Буран за окнами бесновался и выл, как раненый зверь. Бился в стены и бросал в окна пригоршни плотного снега, ворочал деревья в тайге и гнул к земле ветви старой яблоньки. Серко жался в будке, спрятав нос в пушистый хвост и лишь изредка приоткрывая глаза, оценить происходящее буйство. Матвей сидел в тепле и вслушивался в рев ветра. Хлопнула дверь в сенях, затопали шаги - это мама обивала снег с валенок.
-Ох и буранище, сынок. Совсем дышать невозможно, - раскрасневшаяся мама вошла в горницу, повесила на гвоздь телогрейку, платок туда же, устало уселась за стол, - Пеструшка-то нервничает, еле подоила ее. Перетаптывается на месте, головой крутит и мычит все. Уж я ее успокаиваю, а она все толчется, толчется...
Мама вздрогнула, когда ветер особенно сильно ударил в стену, заставив дом низко загудеть, завибрировать. Матвей сказал, задумчиво глядя на маму:
-Как батя там, в тайге? Должно быть, нормально, в зимовье все же.
Отец позавчера ушел в тайгу, увез очередную партию продовольствия и запас пороха, который ему привез из города сын деда Власа, Петро. Он приезжал к отцу редко и всегда привозил для отца порох и дробь. И обычно просился с отцом в тайгу, страстным был охотником. Уехал он в город, отучился там на машиниста и сейчас работал в депо.

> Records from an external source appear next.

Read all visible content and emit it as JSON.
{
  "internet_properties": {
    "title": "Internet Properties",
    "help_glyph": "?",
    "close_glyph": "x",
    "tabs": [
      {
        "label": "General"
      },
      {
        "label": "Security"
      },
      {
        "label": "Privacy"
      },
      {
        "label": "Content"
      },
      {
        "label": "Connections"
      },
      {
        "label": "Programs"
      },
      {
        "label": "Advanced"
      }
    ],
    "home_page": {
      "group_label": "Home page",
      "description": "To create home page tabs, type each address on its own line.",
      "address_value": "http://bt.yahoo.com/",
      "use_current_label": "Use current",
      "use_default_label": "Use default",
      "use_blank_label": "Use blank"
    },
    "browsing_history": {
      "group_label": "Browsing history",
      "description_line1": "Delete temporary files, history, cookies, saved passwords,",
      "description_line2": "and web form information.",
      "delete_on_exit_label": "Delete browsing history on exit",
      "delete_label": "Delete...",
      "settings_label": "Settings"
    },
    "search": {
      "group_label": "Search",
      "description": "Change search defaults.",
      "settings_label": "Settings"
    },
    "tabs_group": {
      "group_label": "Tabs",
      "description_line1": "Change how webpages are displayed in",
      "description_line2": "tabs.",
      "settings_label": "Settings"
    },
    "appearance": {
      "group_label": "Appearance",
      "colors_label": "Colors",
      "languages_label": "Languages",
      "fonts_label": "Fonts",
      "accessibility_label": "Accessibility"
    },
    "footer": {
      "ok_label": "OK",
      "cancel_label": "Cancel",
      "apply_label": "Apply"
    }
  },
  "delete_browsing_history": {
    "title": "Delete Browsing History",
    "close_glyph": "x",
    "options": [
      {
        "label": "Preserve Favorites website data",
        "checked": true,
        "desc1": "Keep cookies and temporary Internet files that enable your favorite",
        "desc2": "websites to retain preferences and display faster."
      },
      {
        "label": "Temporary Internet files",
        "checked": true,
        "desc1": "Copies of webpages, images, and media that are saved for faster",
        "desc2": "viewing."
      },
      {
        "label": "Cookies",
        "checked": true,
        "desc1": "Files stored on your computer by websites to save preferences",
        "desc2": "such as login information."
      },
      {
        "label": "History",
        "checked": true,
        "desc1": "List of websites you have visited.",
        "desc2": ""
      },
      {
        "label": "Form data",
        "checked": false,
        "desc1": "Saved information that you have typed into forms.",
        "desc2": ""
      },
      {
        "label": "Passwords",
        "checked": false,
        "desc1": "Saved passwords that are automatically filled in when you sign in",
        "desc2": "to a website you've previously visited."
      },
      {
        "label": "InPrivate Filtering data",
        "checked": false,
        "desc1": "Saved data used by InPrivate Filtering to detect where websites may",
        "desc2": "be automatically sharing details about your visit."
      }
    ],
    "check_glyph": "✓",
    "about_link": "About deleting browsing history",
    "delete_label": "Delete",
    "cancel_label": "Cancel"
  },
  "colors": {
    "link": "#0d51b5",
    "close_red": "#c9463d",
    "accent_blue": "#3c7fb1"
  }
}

Мама вскинула на него глаза, в которых глубоко угнездилась тревога:
-Конечно, нормально. Он и под елкой буран переждет, бывало уж.
-Когда ж? Мне не говорил даже...
Матвей встал, налил маме горячего сбитня, поставил перед ней парящую кружку.
Она глянула на него благодарно, сделала глоток, подув на пряное питье, и начала рассказывать:
-Молодой он тогда был совсем, года на два аль три старше тебя нынешнего. Мы тогда с ним еще только друг на дружку поглядывали, - мама заулыбалась, вспоминая. Был он упрямый и строгий такой. А уж красивый какой! Вихрастый, глазищи такие, все девчата в деревне по нему сохли. А он не смотрел ни на кого - все время в тайге. Девчата промеж себя его бирюком прозвали.
Матвей на этих словах вздрогнул, вспомнив невольно другого Бирюка. Мама не заметила ничего, продолжила:
-Задумал он тогда соболей добыть. Деды ему говорили, что непогода собирается, просили обождать. Но он же упрямый. Если что решил - решения уже не изменит. Вот и собрался он да ушел в тайгу. А на второй день такая же непогода началась. Дом соседний не разглядеть, ветер с ног сбивает. Заволновались мы за него, пошли к дедам за советом. А там уж отец его, дед твой. Совет держат - идти искать или обождать. Разное говорили. Кто говорил, что идти не нужно - и его не найдешь, и сам пропадешь. А кто и собираться начал.
Мама перевела дыхание, глотнула еще сбитня, и продолжила:
-Дед твой выслушал всех, а потом сказал: "Нечего гуртом ходить. Сам пойду, один. А вы ждите, пока распогодится. И коли не выйдем, то уж тогда ищите. Он на гриву пошел, и я туда ж". На том и порешили. Зимовья тогда еще не было, его твои отец с дедом после вот этого и поставили.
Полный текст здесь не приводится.